Why do you participate in architecture vision competitions?
Nat saw the call for this competition one day, and it appeared to us all as a great opportunity to sharpen our innovation and designing skills. Besides, we always want to work together in some challenging project. Since everybody is now in Bangkok, so we knew this competition is a great chance for us to brainstorm and to do something stimulating.
What advice would you give to individuals who struggle to decide whether it would be beneficial for them to participate in architecture vision competitions?

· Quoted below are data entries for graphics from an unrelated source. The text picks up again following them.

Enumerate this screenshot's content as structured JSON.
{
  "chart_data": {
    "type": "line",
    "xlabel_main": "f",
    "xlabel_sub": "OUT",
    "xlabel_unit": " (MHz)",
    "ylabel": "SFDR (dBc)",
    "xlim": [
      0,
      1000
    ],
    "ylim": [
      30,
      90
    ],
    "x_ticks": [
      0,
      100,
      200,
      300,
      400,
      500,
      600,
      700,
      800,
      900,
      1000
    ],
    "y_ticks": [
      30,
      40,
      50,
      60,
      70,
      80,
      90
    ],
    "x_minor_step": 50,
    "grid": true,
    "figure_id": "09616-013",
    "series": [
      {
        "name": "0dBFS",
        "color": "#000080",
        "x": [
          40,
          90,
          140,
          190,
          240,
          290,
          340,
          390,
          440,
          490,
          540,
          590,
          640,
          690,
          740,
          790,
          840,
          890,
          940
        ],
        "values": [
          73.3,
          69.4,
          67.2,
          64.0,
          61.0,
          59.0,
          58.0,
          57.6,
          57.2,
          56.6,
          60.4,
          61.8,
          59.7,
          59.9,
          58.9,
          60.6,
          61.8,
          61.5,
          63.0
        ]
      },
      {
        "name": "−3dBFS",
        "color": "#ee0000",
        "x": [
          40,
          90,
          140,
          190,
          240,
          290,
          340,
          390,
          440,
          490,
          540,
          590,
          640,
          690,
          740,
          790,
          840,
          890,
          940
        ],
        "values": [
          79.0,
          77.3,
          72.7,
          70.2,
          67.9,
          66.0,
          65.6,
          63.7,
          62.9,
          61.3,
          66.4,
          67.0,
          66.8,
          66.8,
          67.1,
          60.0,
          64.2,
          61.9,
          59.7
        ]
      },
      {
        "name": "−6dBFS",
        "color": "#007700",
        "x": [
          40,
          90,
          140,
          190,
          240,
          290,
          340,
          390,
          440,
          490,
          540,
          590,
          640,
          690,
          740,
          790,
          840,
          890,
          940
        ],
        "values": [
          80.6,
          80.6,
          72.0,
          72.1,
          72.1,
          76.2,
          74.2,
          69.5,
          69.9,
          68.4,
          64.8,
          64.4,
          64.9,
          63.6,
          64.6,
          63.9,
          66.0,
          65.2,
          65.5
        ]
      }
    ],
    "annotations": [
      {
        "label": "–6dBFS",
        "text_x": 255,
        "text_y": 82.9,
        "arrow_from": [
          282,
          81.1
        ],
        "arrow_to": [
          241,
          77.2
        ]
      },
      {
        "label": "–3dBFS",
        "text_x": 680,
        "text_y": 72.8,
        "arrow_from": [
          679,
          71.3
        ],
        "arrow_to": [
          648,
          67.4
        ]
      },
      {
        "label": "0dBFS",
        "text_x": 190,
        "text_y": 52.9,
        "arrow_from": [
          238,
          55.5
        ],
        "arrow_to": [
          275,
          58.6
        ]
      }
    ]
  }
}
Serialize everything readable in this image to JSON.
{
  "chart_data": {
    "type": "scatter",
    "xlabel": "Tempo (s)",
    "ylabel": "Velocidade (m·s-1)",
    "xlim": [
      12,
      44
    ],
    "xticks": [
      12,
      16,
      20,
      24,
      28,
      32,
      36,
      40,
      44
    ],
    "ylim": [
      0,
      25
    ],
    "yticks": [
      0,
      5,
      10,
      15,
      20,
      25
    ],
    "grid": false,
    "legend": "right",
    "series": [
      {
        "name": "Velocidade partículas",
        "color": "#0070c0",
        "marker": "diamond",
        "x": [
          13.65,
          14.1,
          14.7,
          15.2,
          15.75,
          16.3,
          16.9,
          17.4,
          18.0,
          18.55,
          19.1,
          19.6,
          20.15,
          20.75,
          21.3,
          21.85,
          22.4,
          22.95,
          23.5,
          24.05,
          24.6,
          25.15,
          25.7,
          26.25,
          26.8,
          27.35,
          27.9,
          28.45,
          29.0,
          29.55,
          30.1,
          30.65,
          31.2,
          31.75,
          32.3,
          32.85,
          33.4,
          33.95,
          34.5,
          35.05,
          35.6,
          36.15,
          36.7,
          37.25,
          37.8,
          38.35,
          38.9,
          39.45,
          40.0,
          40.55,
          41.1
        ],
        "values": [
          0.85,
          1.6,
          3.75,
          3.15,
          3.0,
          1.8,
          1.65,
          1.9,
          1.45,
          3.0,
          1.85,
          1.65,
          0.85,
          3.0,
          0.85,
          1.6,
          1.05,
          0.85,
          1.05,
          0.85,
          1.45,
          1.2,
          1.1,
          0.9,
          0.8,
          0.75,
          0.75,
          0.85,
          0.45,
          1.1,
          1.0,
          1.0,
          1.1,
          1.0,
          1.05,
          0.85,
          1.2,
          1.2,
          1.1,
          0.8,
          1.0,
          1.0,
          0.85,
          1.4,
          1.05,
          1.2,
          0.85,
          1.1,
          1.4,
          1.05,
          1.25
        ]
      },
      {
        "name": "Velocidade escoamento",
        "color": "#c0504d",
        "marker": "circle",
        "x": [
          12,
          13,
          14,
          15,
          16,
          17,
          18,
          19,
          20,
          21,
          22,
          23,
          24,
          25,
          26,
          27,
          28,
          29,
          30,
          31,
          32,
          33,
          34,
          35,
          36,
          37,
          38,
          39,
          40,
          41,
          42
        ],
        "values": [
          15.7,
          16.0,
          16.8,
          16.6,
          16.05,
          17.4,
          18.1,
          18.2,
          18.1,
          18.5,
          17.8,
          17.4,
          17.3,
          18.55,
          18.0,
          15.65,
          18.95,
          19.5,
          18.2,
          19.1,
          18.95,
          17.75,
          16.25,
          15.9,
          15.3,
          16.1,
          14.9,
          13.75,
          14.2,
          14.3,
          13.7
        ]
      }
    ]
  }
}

If you are thinking or even hesitating whether or not to participate, we suggest you to just go for it!” Like the old saying goes, “if not you, then who? If not now, then when?” Architecture vision gives you a great chance to revitalise your brain and mind, and also a good opportunity to form up collaboration with others (which is extremely essential when working in the designing industry, and you know it!). On top of that, we believe architects and designers should neither keep great designs nor promising ideas to themselves. Let’s share what you think or what you have or even who you are, to the outside world and see what happens next. There is only a win-win situation here, either winning over the prize or winning over yourself.